Is die evolutie voor onze economie in haar geheel te betreuren? Op die vraag is er geen eensluidend antwoord. Een bank is een essentieel onderdeel van een economie. Dat Fortis overgaat in Franse handen is dan ook geen goede zaak voor België. Wat al helemaal niet het geval is met een energiebedrijf (vanwege het gebrek aan een echt vrije markt).
Bij gewone productie- of dienstenbedrijven ligt de zaak veel minder gevoelig. De verankeringsadepten argumenteren dat als de hoofdzetel buiten België ligt, lokale vestigingen sneller gesloten worden. Maar is dat ook zo? Is Renault Vilvoorde verdwenen omdat het Franse Renault liever Vilvoorde sloot dan een vestiging in eigen land? Die overwegingen speelden misschien mee. Het zakenleven – zeker het Franse – wordt niet geregeerd door de financiële ratio alleen. Maar als je rendabele cijfers voorlegt, zal de rede meestal zegevieren over de psychologie. En wie niet rendabel is, zal ook in eigen land worden weggesneden.

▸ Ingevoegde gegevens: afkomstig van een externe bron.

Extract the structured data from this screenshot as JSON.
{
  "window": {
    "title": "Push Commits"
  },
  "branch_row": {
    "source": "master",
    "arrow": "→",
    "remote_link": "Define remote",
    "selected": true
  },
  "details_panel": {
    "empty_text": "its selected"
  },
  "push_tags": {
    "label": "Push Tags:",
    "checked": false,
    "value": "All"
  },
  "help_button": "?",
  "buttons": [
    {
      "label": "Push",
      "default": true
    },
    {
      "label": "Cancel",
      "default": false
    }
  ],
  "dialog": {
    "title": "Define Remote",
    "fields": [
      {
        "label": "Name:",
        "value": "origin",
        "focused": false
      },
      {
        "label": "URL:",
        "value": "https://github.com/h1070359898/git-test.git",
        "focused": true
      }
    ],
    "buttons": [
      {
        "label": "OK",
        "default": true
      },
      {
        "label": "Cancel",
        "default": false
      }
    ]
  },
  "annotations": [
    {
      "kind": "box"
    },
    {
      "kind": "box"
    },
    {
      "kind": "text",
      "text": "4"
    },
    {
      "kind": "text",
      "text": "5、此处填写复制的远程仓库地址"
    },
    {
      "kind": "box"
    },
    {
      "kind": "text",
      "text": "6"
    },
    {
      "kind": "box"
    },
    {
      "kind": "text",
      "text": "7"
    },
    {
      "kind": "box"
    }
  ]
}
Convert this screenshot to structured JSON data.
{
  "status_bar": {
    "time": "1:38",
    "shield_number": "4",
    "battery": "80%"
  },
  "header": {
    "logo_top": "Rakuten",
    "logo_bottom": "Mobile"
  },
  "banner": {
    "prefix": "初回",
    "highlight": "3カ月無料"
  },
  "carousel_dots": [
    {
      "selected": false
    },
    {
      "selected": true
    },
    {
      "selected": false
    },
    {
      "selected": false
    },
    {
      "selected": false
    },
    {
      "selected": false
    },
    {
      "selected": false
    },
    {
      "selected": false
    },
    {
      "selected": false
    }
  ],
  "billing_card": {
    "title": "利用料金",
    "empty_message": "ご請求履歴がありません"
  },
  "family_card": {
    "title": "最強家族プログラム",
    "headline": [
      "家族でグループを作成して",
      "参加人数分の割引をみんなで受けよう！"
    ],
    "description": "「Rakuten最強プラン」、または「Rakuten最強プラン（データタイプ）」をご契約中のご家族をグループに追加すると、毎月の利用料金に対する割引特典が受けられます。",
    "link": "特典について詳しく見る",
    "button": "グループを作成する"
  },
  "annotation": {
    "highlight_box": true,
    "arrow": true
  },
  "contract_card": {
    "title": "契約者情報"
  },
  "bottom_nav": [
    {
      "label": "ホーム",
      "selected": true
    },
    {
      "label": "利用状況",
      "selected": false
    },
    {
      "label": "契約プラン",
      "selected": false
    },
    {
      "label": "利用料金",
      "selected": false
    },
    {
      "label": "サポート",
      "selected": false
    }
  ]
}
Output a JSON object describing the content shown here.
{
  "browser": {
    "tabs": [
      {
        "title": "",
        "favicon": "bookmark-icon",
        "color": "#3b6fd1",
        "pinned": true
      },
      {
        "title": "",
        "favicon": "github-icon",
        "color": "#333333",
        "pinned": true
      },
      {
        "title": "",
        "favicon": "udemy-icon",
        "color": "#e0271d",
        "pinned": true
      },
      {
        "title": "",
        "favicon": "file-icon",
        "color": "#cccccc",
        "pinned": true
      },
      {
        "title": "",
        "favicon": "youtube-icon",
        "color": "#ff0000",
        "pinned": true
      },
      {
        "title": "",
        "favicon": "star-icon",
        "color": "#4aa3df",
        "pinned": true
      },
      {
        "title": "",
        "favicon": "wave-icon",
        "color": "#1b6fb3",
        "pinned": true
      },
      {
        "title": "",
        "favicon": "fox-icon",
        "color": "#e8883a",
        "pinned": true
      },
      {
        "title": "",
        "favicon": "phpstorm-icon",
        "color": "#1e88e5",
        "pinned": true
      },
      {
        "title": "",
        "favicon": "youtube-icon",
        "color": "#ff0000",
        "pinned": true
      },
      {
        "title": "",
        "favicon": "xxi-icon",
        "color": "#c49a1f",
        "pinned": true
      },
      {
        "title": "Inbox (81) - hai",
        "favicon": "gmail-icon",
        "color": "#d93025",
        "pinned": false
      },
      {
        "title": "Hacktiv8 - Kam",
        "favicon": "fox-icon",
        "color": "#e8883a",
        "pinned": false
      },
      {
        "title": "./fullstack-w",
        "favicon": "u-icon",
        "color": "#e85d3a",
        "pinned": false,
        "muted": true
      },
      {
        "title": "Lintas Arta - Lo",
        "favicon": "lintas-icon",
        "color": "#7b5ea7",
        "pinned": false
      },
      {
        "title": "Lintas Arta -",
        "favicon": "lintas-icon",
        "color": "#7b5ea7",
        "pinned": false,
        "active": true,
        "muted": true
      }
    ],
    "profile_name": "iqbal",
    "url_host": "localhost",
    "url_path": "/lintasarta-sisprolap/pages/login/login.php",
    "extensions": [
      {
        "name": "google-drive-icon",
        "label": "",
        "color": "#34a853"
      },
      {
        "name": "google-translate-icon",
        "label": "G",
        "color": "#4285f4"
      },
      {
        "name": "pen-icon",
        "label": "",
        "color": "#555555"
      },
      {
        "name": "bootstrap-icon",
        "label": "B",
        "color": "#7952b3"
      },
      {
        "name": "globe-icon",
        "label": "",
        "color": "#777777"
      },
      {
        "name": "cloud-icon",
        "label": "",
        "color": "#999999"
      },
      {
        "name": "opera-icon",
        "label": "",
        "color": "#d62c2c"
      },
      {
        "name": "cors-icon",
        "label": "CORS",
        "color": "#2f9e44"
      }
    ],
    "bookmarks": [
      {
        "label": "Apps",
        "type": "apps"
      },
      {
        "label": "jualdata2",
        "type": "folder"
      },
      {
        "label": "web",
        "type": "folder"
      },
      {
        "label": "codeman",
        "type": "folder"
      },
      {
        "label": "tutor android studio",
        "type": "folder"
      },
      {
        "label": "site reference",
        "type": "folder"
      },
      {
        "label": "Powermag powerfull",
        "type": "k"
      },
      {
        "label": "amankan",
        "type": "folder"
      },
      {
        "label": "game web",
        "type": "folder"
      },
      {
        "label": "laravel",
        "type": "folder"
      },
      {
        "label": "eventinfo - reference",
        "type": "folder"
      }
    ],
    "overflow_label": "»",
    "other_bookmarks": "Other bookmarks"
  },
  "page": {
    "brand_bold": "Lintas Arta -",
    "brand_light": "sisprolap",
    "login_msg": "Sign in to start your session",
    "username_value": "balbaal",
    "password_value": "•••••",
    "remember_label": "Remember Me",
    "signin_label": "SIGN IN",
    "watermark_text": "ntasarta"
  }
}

Toch heeft de verhuis naar het buitenland nadelen. Het betekent voor de beste Vlaamse talenten een kans minder om zich te ontplooien. Dat is een verarming van onze economie. Denk aan het schoolvoorbeeld van Alcatel. Dat was met zijn sterke Antwerpse hoofdzetel een fabriek voor managementtalent. Julien De Wilde en Bert Degraeve zijn slechts twee voorbeelden van managers die later uitzwermden naar andere bedrijven.
Ondernemingen zoals Fortis en AB InBev trekken ook veel hoogwaardig werk van consultants aan: advocaten, public relations, human resources, informatica. Een verhuis van de hoofdzetel betekent een verlies van banen op deze terreinen. Dat is erg, maar niet fataal. Het kan zelfs een incentive zijn voor deze dienstverleners om zelf internationaal door te groeien. Advocaten hebben dat al gedaan. Indien het doorbreken van de kerktorenmentaliteit door bedrijven als AB InBev een katalysator kan zijn voor de internationalisering van onze dienstensector, dan is dat een goede zaak.
Wereldtoppers als AB InBev kunnen we moeilijk hier houden. Subtoppers als Bekaert of Agfa-Gevaert kunnen perfect geleid worden vanuit Kortrijk of Antwerpen. Nederland is ook een klein land en heeft toch veel hoofdkantoren. Nokia wordt geleid vanuit Finland en die Finnen doen dat goed.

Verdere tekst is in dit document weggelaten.